Ukraine procured several scouting assets before the war began, two of which were the Turkish-made Bayraktar TB2 unmanned aerial vehicle (UAV) and the U.S.-made MK VI patrol boat. Ukraine started the war with an unclear number of TB2s, possibly between 12 and 36. These UAVs have a 27-hour endurance, 186-mile range, and carry four laser-guided munitions. UAVs endurance and armament enable them to function as scouts in the narrow confines of the Black Sea. UAVs can identify targets in conjunction with radar and electronic warfare assets, minimizing the risk of sinking neutral shipping with ASCMs. Not only can TB2s scout, they can also attack. Their guided munitions can damage radar and communication antennas, putting modern ships out of action.

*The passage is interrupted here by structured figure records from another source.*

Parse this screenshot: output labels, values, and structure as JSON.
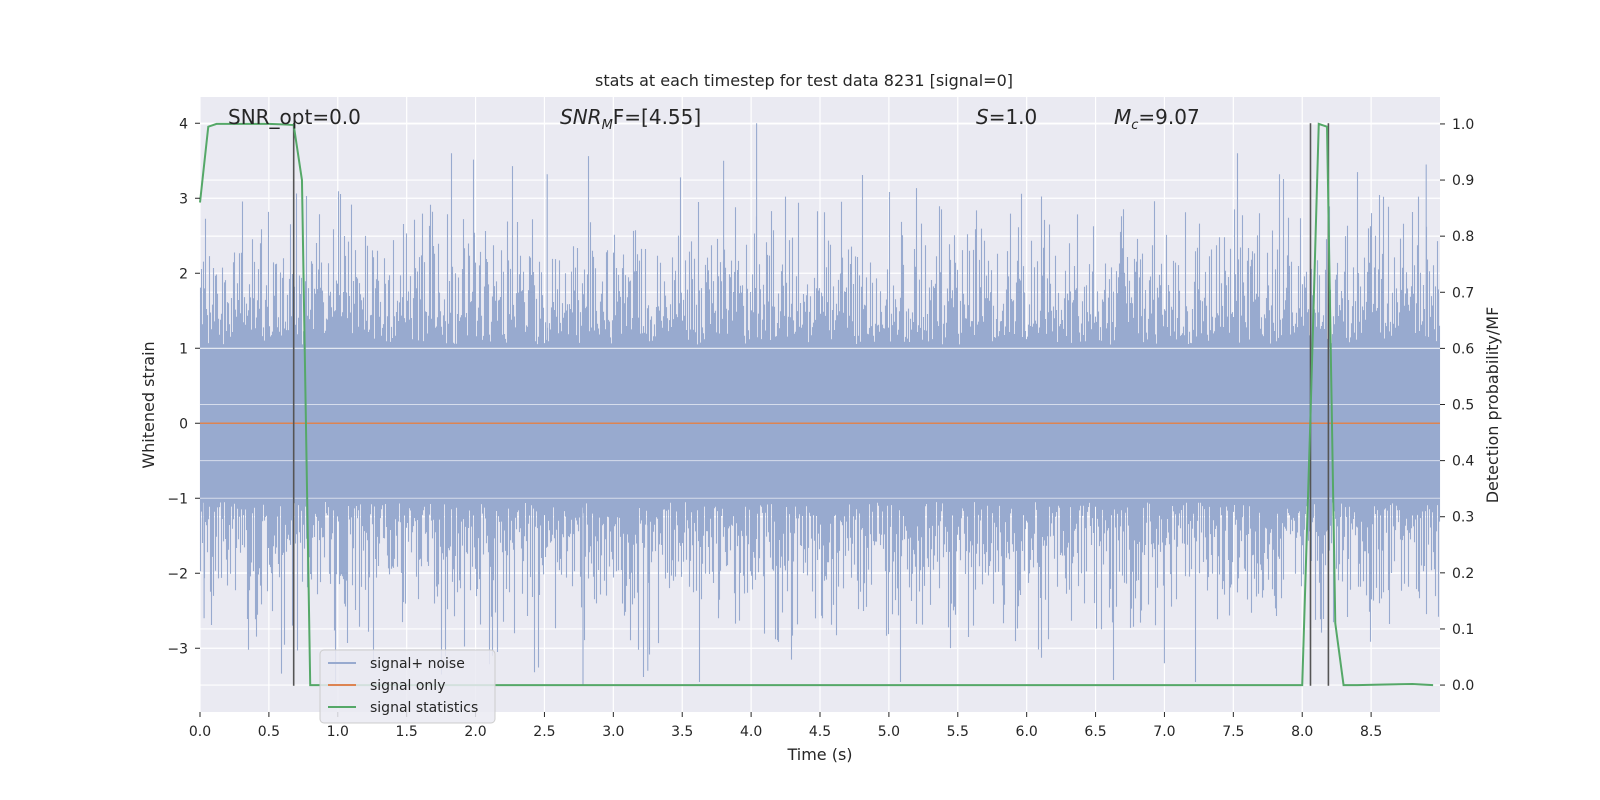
{
  "chart_data": {
    "type": "line",
    "title": "stats at each timestep for test data 8231 [signal=0]",
    "xlabel": "Time (s)",
    "ylabel": "Whitened strain",
    "y2label": "Detection probability/MF",
    "xlim": [
      0.0,
      9.0
    ],
    "ylim": [
      -3.85,
      4.35
    ],
    "y2lim": [
      -0.048,
      1.048
    ],
    "xticks": [
      "0.0",
      "0.5",
      "1.0",
      "1.5",
      "2.0",
      "2.5",
      "3.0",
      "3.5",
      "4.0",
      "4.5",
      "5.0",
      "5.5",
      "6.0",
      "6.5",
      "7.0",
      "7.5",
      "8.0",
      "8.5"
    ],
    "yticks": [
      "4",
      "3",
      "2",
      "1",
      "0",
      "−1",
      "−2",
      "−3"
    ],
    "y2ticks": [
      "1.0",
      "0.9",
      "0.8",
      "0.7",
      "0.6",
      "0.5",
      "0.4",
      "0.3",
      "0.2",
      "0.1",
      "0.0"
    ],
    "grid": true,
    "legend_position": "lower-left",
    "annotations": {
      "snr_opt": "SNR_opt=0.0",
      "snr_mf_sym": "SNR",
      "snr_mf_sub": "M",
      "snr_mf_rest": "F=[4.55]",
      "s_sym": "S",
      "s_rest": "=1.0",
      "mc_sym": "M",
      "mc_sub": "c",
      "mc_rest": "=9.07"
    },
    "series": [
      {
        "name": "signal+ noise",
        "color": "#98aacf",
        "style": "dense noise, amplitude roughly ±2.5, peaks near 4.0 at t≈4.04 and near −3.5 at t≈2.78"
      },
      {
        "name": "signal only",
        "color": "#dd8452",
        "x": [
          0.0,
          9.0
        ],
        "y": [
          0.0,
          0.0
        ]
      },
      {
        "name": "signal statistics",
        "color": "#55a868",
        "axis": "right",
        "x": [
          0.0,
          0.06,
          0.12,
          0.18,
          0.3,
          0.5,
          0.62,
          0.68,
          0.74,
          0.8,
          1.0,
          2.0,
          3.0,
          4.0,
          5.0,
          6.0,
          7.0,
          7.6,
          8.0,
          8.06,
          8.12,
          8.18,
          8.24,
          8.3,
          8.4,
          8.6,
          8.8,
          8.95
        ],
        "y": [
          0.86,
          0.995,
          1.0,
          1.0,
          1.0,
          1.0,
          0.999,
          0.998,
          0.9,
          0.0,
          0.0,
          0.0,
          0.0,
          0.0,
          0.0,
          0.0,
          0.0,
          0.0,
          0.0,
          0.48,
          1.0,
          0.995,
          0.11,
          0.0,
          0.0,
          0.001,
          0.002,
          0.0
        ]
      }
    ],
    "vlines": {
      "color": "#555555",
      "x": [
        0.68,
        8.06,
        8.19
      ],
      "ymin": -3.5,
      "ymax": 4.0
    }
  }
}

The United States had a foreign military sales agreement with Ukraine for 16 MK VI patrol boats, 3 of which were scheduled for delivery in 2022. These 25-meter patrol boats are equipped with two remote-controlled 25mm guns. With a 600NM range and a speed of 45 knots, these boats could use speed, darkness, and littoral clutter to scout.12 In addition to scouting duties, these boats could be used in anti-scouting and offensive roles.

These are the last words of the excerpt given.